Coinbase launched 4% rewards on USDC for all Coinbase customers on June 15, adding the caveat that the “rate is subject to change and can vary.”

According to an FAQ article, Coinbase doesn’t lend out the USDC in its customers accounts, claiming it “has no right to use” those funds.

“USDC Rewards is a loyalty program that is funded with Coinbase’s own funds. The program is designed to incentivize more of our customers to use Coinbase services to store their USDC,” the FAQ continued. 

The 4% yield offering is significant because it rivals what major banks give in terms of APY for their high yield savings accounts.

Apple’s savings account, which launched in April and is tied to its credit card, offers 4.15% APY. 

And according to Bankrate, which tracks and rates financial products, there are a handful of savings accounts that surpass Coinbase’s 4%. Capital One has an account that, like Apple, offers 4.15% APY.

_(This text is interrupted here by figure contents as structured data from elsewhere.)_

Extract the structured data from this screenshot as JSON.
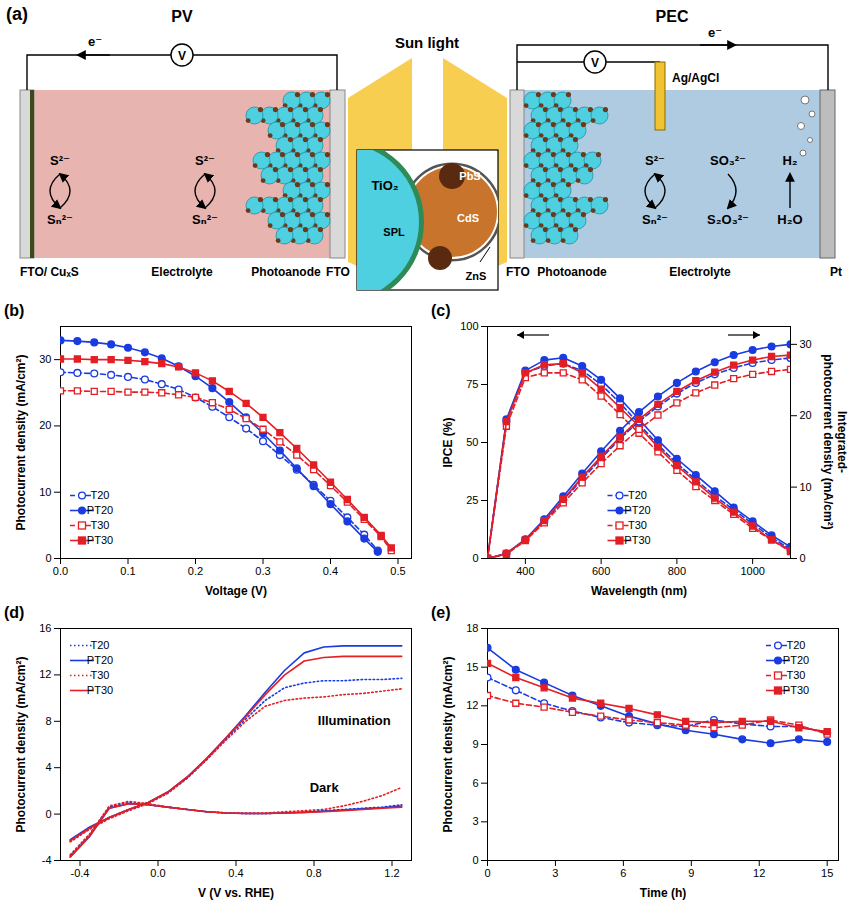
{
  "diagram": {
    "label": "(a)",
    "light": "Sun light",
    "pv": {
      "title": "PV",
      "electron": "e⁻",
      "meter": "V",
      "reactions": [
        [
          "S²⁻",
          "Sₙ²⁻"
        ],
        [
          "S²⁻",
          "Sₙ²⁻"
        ]
      ],
      "labels": [
        "FTO/ CuₓS",
        "Electrolyte",
        "Photoanode",
        "FTO"
      ]
    },
    "inset": [
      "TiO₂",
      "SPL",
      "PbS",
      "CdS",
      "ZnS"
    ],
    "pec": {
      "title": "PEC",
      "electron": "e⁻",
      "meter": "V",
      "reference": "Ag/AgCl",
      "reactions": [
        [
          "S²⁻",
          "Sₙ²⁻"
        ],
        [
          "SO₃²⁻",
          "S₂O₃²⁻"
        ],
        [
          "H₂",
          "H₂O"
        ]
      ],
      "labels": [
        "FTO",
        "Photoanode",
        "Electrolyte",
        "Pt"
      ]
    }
  },
  "chart_data": [
    {
      "panel": "(b)",
      "type": "line",
      "xlabel": "Voltage (V)",
      "ylabel": "Photocurrent density (mA/cm²)",
      "xlim": [
        0,
        0.52
      ],
      "xticks": [
        {
          "value": 0,
          "label": "0.0"
        },
        0.1,
        0.2,
        0.3,
        0.4,
        0.5
      ],
      "ylim": [
        0,
        35
      ],
      "yticks": [
        0,
        10,
        20,
        30
      ],
      "legend": "lower left",
      "series": [
        {
          "name": "T20",
          "color": "#1a3be0",
          "marker": "circle-open",
          "line_style": "dashed",
          "x": [
            0,
            0.025,
            0.05,
            0.075,
            0.1,
            0.125,
            0.15,
            0.175,
            0.2,
            0.225,
            0.25,
            0.275,
            0.3,
            0.325,
            0.35,
            0.375,
            0.4,
            0.425,
            0.45,
            0.47
          ],
          "values": [
            28.1,
            28.0,
            27.9,
            27.7,
            27.4,
            27.0,
            26.3,
            25.5,
            24.3,
            22.9,
            21.3,
            19.6,
            17.7,
            15.6,
            13.4,
            11.1,
            8.7,
            6.2,
            3.6,
            1.2
          ]
        },
        {
          "name": "PT20",
          "color": "#1a3be0",
          "marker": "circle",
          "line_style": "solid",
          "x": [
            0,
            0.025,
            0.05,
            0.075,
            0.1,
            0.125,
            0.15,
            0.175,
            0.2,
            0.225,
            0.25,
            0.275,
            0.3,
            0.325,
            0.35,
            0.375,
            0.4,
            0.425,
            0.45,
            0.47
          ],
          "values": [
            32.9,
            32.8,
            32.6,
            32.3,
            31.8,
            31.1,
            30.2,
            29.0,
            27.5,
            25.7,
            23.6,
            21.3,
            18.9,
            16.3,
            13.6,
            10.9,
            8.2,
            5.6,
            3.0,
            1.0
          ]
        },
        {
          "name": "T30",
          "color": "#e31e24",
          "marker": "square-open",
          "line_style": "dashed",
          "x": [
            0,
            0.025,
            0.05,
            0.075,
            0.1,
            0.125,
            0.15,
            0.175,
            0.2,
            0.225,
            0.25,
            0.275,
            0.3,
            0.325,
            0.35,
            0.375,
            0.4,
            0.425,
            0.45,
            0.475,
            0.49
          ],
          "values": [
            25.3,
            25.3,
            25.2,
            25.2,
            25.1,
            25.1,
            25.0,
            24.7,
            24.3,
            23.5,
            22.5,
            21.1,
            19.5,
            17.6,
            15.6,
            13.4,
            11.0,
            8.5,
            5.9,
            3.3,
            1.2
          ]
        },
        {
          "name": "PT30",
          "color": "#e31e24",
          "marker": "square",
          "line_style": "solid",
          "x": [
            0,
            0.025,
            0.05,
            0.075,
            0.1,
            0.125,
            0.15,
            0.175,
            0.2,
            0.225,
            0.25,
            0.275,
            0.3,
            0.325,
            0.35,
            0.375,
            0.4,
            0.425,
            0.45,
            0.475,
            0.49
          ],
          "values": [
            30.1,
            30.1,
            30.0,
            30.0,
            29.9,
            29.7,
            29.4,
            28.9,
            28.0,
            26.8,
            25.2,
            23.4,
            21.3,
            19.0,
            16.6,
            14.1,
            11.5,
            8.9,
            6.2,
            3.5,
            1.6
          ]
        }
      ]
    },
    {
      "panel": "(c)",
      "type": "line",
      "xlabel": "Wavelength (nm)",
      "ylabel": "IPCE (%)",
      "y2label": "Integrated-photocurrent density (mA/cm²)",
      "xlim": [
        300,
        1100
      ],
      "xticks": [
        400,
        600,
        800,
        1000
      ],
      "ylim": [
        0,
        100
      ],
      "yticks": [
        0,
        25,
        50,
        75,
        100
      ],
      "y2lim": [
        0,
        32.5
      ],
      "y2ticks": [
        0,
        10,
        20,
        30
      ],
      "legend": "lower center",
      "x": [
        300,
        350,
        400,
        450,
        500,
        550,
        600,
        650,
        700,
        750,
        800,
        850,
        900,
        950,
        1000,
        1050,
        1100
      ],
      "series": [
        {
          "name": "T20",
          "color": "#1a3be0",
          "marker": "circle-open",
          "line_style": "dashed",
          "values": [
            0,
            59,
            80,
            83,
            84,
            81,
            75,
            67,
            58,
            49,
            41,
            34,
            27,
            21,
            15,
            9,
            4
          ]
        },
        {
          "name": "PT20",
          "color": "#1a3be0",
          "marker": "circle",
          "line_style": "solid",
          "values": [
            0,
            60,
            81,
            85.5,
            86.5,
            83,
            77,
            69,
            60,
            51,
            43,
            36,
            29,
            22,
            16,
            10,
            5
          ]
        },
        {
          "name": "T30",
          "color": "#e31e24",
          "marker": "square-open",
          "line_style": "dashed",
          "values": [
            0,
            57,
            78,
            80,
            80,
            77,
            70,
            62,
            54,
            46,
            38,
            31,
            25,
            19,
            13,
            8,
            3
          ]
        },
        {
          "name": "PT30",
          "color": "#e31e24",
          "marker": "square",
          "line_style": "solid",
          "values": [
            0,
            59,
            80,
            83.5,
            84,
            80,
            73,
            65,
            57,
            48,
            40,
            33,
            26,
            20,
            14,
            8,
            3.5
          ]
        },
        {
          "name": "T20",
          "color": "#1a3be0",
          "marker": "circle-open",
          "line_style": "dashed",
          "axis": "y2",
          "values": [
            0,
            0.7,
            2.6,
            5.2,
            8.2,
            11.1,
            14.0,
            16.8,
            19.2,
            21.3,
            23.1,
            24.6,
            25.8,
            26.7,
            27.4,
            27.8,
            28.1
          ]
        },
        {
          "name": "PT20",
          "color": "#1a3be0",
          "marker": "circle",
          "line_style": "solid",
          "axis": "y2",
          "values": [
            0,
            0.7,
            2.7,
            5.5,
            8.7,
            11.9,
            15.0,
            17.9,
            20.5,
            22.7,
            24.6,
            26.2,
            27.5,
            28.5,
            29.2,
            29.7,
            30.0
          ]
        },
        {
          "name": "T30",
          "color": "#e31e24",
          "marker": "square-open",
          "line_style": "dashed",
          "axis": "y2",
          "values": [
            0,
            0.6,
            2.5,
            5.0,
            7.8,
            10.6,
            13.3,
            15.8,
            18.1,
            20.1,
            21.8,
            23.2,
            24.3,
            25.2,
            25.8,
            26.2,
            26.5
          ]
        },
        {
          "name": "PT30",
          "color": "#e31e24",
          "marker": "square",
          "line_style": "solid",
          "axis": "y2",
          "values": [
            0,
            0.7,
            2.6,
            5.3,
            8.3,
            11.4,
            14.3,
            17.0,
            19.5,
            21.6,
            23.4,
            24.9,
            26.1,
            27.1,
            27.8,
            28.3,
            28.5
          ]
        }
      ]
    },
    {
      "panel": "(d)",
      "type": "line",
      "xlabel": "V (V vs. RHE)",
      "ylabel": "Photocurrent density (mA/cm²)",
      "xlim": [
        -0.5,
        1.3
      ],
      "xticks": [
        -0.4,
        {
          "value": 0,
          "label": "0.0"
        },
        0.4,
        0.8,
        1.2
      ],
      "ylim": [
        -4,
        16
      ],
      "yticks": [
        -4,
        0,
        4,
        8,
        12,
        16
      ],
      "annotations": [
        "Illumination",
        "Dark"
      ],
      "legend": "upper left",
      "x": [
        -0.45,
        -0.35,
        -0.25,
        -0.15,
        -0.05,
        0.05,
        0.15,
        0.25,
        0.35,
        0.45,
        0.55,
        0.65,
        0.75,
        0.85,
        0.95,
        1.05,
        1.15,
        1.25
      ],
      "series": [
        {
          "name": "T20",
          "color": "#1a3be0",
          "line_style": "dotted",
          "illumination": [
            -2.3,
            -1.2,
            -0.3,
            0.4,
            1.0,
            1.8,
            3.1,
            4.7,
            6.5,
            8.2,
            9.8,
            10.9,
            11.3,
            11.5,
            11.5,
            11.6,
            11.6,
            11.7
          ],
          "dark": [
            -3.6,
            -1.8,
            0.6,
            1.0,
            0.8,
            0.6,
            0.4,
            0.2,
            0.1,
            0.05,
            0.05,
            0.1,
            0.2,
            0.3,
            0.4,
            0.5,
            0.6,
            0.8
          ]
        },
        {
          "name": "PT20",
          "color": "#1a3be0",
          "line_style": "solid",
          "illumination": [
            -2.2,
            -1.1,
            -0.3,
            0.4,
            1.0,
            1.9,
            3.2,
            4.8,
            6.6,
            8.5,
            10.5,
            12.4,
            13.9,
            14.4,
            14.5,
            14.5,
            14.5,
            14.5
          ],
          "dark": [
            -3.7,
            -1.9,
            0.5,
            0.9,
            0.8,
            0.6,
            0.4,
            0.2,
            0.1,
            0.05,
            0.05,
            0.1,
            0.15,
            0.25,
            0.35,
            0.45,
            0.55,
            0.7
          ]
        },
        {
          "name": "T30",
          "color": "#e31e24",
          "line_style": "dotted",
          "illumination": [
            -2.4,
            -1.3,
            -0.4,
            0.3,
            0.9,
            1.8,
            3.1,
            4.7,
            6.4,
            8.0,
            9.3,
            9.8,
            10.0,
            10.1,
            10.3,
            10.4,
            10.6,
            10.8
          ],
          "dark": [
            -3.5,
            -1.7,
            0.7,
            1.1,
            0.9,
            0.6,
            0.4,
            0.2,
            0.1,
            0.1,
            0.1,
            0.2,
            0.3,
            0.4,
            0.7,
            1.1,
            1.6,
            2.3
          ]
        },
        {
          "name": "PT30",
          "color": "#e31e24",
          "line_style": "solid",
          "illumination": [
            -2.3,
            -1.2,
            -0.3,
            0.4,
            1.0,
            1.9,
            3.2,
            4.8,
            6.6,
            8.4,
            10.3,
            12.0,
            13.2,
            13.5,
            13.6,
            13.6,
            13.6,
            13.6
          ],
          "dark": [
            -3.7,
            -1.9,
            0.5,
            0.9,
            0.8,
            0.6,
            0.4,
            0.2,
            0.1,
            0.05,
            0.05,
            0.1,
            0.15,
            0.2,
            0.3,
            0.4,
            0.5,
            0.6
          ]
        }
      ]
    },
    {
      "panel": "(e)",
      "type": "line",
      "xlabel": "Time (h)",
      "ylabel": "Photocurrent density (mA/cm²)",
      "xlim": [
        0,
        15.5
      ],
      "xticks": [
        0,
        3,
        6,
        9,
        12,
        15
      ],
      "ylim": [
        0,
        18
      ],
      "yticks": [
        0,
        3,
        6,
        9,
        12,
        15,
        18
      ],
      "legend": "upper right",
      "x": [
        0,
        1.25,
        2.5,
        3.75,
        5,
        6.25,
        7.5,
        8.75,
        10,
        11.25,
        12.5,
        13.75,
        15
      ],
      "series": [
        {
          "name": "T20",
          "color": "#1a3be0",
          "marker": "circle-open",
          "line_style": "dashed",
          "values": [
            14.2,
            13.2,
            12.2,
            11.6,
            11.1,
            10.7,
            10.5,
            10.4,
            10.9,
            10.6,
            10.4,
            10.4,
            9.9
          ]
        },
        {
          "name": "PT20",
          "color": "#1a3be0",
          "marker": "circle",
          "line_style": "solid",
          "values": [
            16.5,
            14.8,
            13.8,
            12.8,
            12.0,
            11.2,
            10.6,
            10.1,
            9.8,
            9.4,
            9.1,
            9.4,
            9.2
          ]
        },
        {
          "name": "T30",
          "color": "#e31e24",
          "marker": "square-open",
          "line_style": "dashed",
          "values": [
            12.8,
            12.2,
            11.9,
            11.5,
            11.2,
            10.9,
            10.7,
            10.5,
            10.3,
            10.5,
            10.9,
            10.5,
            9.8
          ]
        },
        {
          "name": "PT30",
          "color": "#e31e24",
          "marker": "square",
          "line_style": "solid",
          "values": [
            15.3,
            14.2,
            13.4,
            12.6,
            12.2,
            11.8,
            11.3,
            10.8,
            10.7,
            10.8,
            10.8,
            10.3,
            10.0
          ]
        }
      ]
    }
  ]
}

Coinbase Lend, a program that faced regulatory hurdles and was ultimately abandoned due to threats of legal action by the SEC, had initially planned to offer traders a 4% APY on USDC as a reward. Although the program was announced in 2021, it was later canceled.

Lend, unlike what Coinbase is offering now, would have loaned out the USDC in customer accounts “to verified borrowers.” If users had chosen to participate in the program, there was a potential risk that their funds would no longer be held under Coinbase’s custody. 

“This is a wholly separate offering from Lend, as USDC holders on Coinbase receive these rewards simply for holding USDC in their Coinbase accounts,” Coinbase told Blockworks.